Nesta segunda-feira, os dados mais atualizados do LAIS informavam que, além dos três que já tinham casos confirmados, também havia novos casos em Lagoa Azul, Redinha e Igapó. “A doença está se espalhando. Até semana retrasada, a gente só tinha um caso na zona Norte. Hoje, o mapa está semelhante ao do resto da cidade”, declarou Rodrigo Silva.

Aglomerações 
No mesmo dia, em diversos pontos da zona Norte, aglomerações podiam ser vistas na frente de bancos ou supermercados, com pessoas desprotegidas, em máscaras ou luvas, e sem respeito à distância mínima considerada segura pela Organização Mundial de Saúde, de 1,5m ou 2m entre um cidadão e outro. 

Autoridades de saúde já alertam, desde a chegada da doença ao país, ao risco que a disseminação do novo coronavírus poderia representar para as periferias e cidades do interior onde há déficit na assistência em saúde. Até o momento, no entanto, não há planos de contingência específicos para essas áreas, onde grande parte da população continua tendo que trabalhar diariamente e circular utilizando o transporte público. 

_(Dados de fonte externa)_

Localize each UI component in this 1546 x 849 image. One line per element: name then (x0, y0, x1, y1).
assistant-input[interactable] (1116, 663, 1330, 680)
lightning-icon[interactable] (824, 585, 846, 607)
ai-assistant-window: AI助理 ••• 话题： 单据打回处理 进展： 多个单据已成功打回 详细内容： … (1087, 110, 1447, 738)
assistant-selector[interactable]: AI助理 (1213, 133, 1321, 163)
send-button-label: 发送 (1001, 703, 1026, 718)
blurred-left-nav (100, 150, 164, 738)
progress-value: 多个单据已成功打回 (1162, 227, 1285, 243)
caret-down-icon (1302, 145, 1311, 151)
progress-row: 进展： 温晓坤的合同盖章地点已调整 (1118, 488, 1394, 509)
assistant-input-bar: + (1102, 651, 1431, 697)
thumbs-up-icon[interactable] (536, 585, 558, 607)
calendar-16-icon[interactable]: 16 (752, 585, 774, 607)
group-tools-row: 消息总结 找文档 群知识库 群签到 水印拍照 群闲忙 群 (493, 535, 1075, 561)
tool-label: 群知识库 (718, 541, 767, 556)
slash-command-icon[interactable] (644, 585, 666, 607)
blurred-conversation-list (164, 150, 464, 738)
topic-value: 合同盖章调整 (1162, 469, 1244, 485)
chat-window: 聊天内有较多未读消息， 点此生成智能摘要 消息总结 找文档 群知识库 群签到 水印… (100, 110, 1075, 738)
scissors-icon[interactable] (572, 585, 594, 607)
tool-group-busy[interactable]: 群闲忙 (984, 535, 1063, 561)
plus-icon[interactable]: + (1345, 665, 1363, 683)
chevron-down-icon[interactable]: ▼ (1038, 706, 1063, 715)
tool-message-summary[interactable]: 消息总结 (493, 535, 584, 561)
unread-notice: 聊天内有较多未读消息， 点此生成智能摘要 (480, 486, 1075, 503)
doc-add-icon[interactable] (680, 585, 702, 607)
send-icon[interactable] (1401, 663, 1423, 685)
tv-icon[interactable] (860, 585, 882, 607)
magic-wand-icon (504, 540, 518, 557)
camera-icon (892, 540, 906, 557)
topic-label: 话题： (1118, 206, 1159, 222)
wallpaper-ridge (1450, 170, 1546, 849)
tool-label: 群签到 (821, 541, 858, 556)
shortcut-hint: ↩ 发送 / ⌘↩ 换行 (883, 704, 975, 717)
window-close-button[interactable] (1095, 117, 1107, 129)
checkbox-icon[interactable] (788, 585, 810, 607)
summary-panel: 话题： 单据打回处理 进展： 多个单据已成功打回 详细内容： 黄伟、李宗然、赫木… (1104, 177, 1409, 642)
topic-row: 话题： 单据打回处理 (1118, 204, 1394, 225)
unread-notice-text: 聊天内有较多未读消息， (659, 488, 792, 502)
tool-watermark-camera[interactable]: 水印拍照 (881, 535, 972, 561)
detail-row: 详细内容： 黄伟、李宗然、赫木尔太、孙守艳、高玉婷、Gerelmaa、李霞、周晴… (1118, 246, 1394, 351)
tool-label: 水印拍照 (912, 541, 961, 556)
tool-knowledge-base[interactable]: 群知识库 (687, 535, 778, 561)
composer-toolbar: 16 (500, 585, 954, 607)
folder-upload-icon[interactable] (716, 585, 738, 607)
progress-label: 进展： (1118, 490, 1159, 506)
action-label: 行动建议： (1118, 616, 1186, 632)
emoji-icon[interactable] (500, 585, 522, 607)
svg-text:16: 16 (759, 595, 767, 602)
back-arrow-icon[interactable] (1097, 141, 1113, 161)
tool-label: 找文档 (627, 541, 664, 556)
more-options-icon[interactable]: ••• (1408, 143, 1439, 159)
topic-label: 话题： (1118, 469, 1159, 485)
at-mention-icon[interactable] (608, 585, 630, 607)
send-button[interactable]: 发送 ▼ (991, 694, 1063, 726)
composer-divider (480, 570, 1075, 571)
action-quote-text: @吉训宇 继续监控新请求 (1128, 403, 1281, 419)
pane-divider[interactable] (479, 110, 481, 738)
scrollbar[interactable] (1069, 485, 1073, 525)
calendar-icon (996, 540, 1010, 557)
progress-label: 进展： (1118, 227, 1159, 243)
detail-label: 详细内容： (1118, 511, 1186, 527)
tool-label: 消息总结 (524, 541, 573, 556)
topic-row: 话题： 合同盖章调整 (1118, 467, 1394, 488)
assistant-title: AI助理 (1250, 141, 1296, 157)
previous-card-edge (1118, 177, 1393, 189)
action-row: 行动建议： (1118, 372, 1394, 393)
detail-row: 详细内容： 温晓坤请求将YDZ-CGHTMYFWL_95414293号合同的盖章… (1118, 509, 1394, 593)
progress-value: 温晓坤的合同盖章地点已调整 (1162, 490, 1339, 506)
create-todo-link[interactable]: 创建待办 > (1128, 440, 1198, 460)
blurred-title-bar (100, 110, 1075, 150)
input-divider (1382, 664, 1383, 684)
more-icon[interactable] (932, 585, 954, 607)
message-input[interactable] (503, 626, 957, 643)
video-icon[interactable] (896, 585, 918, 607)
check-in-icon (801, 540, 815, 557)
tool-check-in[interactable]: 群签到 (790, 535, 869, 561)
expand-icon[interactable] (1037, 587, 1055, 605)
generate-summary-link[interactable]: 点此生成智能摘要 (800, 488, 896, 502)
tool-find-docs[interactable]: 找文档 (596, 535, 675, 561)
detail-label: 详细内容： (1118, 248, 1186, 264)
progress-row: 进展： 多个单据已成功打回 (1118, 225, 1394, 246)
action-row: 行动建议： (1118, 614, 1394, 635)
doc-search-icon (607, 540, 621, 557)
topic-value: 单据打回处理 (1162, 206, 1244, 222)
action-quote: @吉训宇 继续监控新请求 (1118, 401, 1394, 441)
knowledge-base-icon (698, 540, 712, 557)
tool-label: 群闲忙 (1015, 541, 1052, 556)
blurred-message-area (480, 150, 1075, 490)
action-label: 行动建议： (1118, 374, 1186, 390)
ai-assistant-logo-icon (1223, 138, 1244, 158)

“É importante entender que as medidas que são tomadas, no sentido normativo dos decretos, têm um alcance previsto. Isso serviria para qualquer âmbito da sociedade. O problema é a percepção da doença, que pode influenciar em uma variável, que é o comportamento da população”, explicou o secretário adjunto Antônio Spinelli. 

Monitoramento
Há duas formas de acompanhar o monitoramento a respeito da adesão da população aos decretos de isolamento social publicados pelo Governo do Estado e municípios. A In Loco, empresa de tecnologia, criou um índice de Isolamento Social, a partir de uma tecnologia que abarca cerca de 60 milhões de brasileiros, de forma anônima, sem desrespeitar a privacidade dos usuários. De acordo com os dados mais recentes da empresa, datados de 18 de abril, o Estado que registrou maior adesão ao isolamento social foi Goiás, com 57,46%. O Rio Grande do Norte aparece apenas na 14ª posição, com 50,62% de adesão no dia 18.

Além disso, o LAIS também criou uma plataforma que permite acompanhar a evolução do isolamento no RN a partir de outras bases de dados. 

A primeira, reúne informações do Banco Interamericano de Desenvolvimento, que está fazendo pesquisas em todas as capitais do país, coletando dados de tráfego urbano a partir do aplicativo Waze, também com permissão dos usuários e anonimato assegurado. A segunda base de dados vem a partir do Google, coletados e divulgados pela própria empresa.

De acordo com os dados do LAIS, o Rio Grande do NOote tem apresentado “picos" de saídas às ruas - como na semana anterior ao decreto que restringia o horário de funcionamento dos supermercados, quando o isolamento caiu para 47,23% e no último domingo, 18, quando comerciantes saíram às ruas para protestar pelo fim do isolamento e provocaram um aumento de 17,26% no tráfego na cidade -. 

“O estudo é amostral. Ele não representa 100% da sociedade, mas nos permite ter uma ideia e fazer algumas análises. Por exemplo: é possível ver que há certa parte da população que está resguardada, mas, quando olhamos para os dados de evolução da doença, vemos que isso não representa a totalidade da sociedade, e que a tendência do isolamento está sendo cair ao longo das semanas", explicou o pesquisador Rodrigo Silva.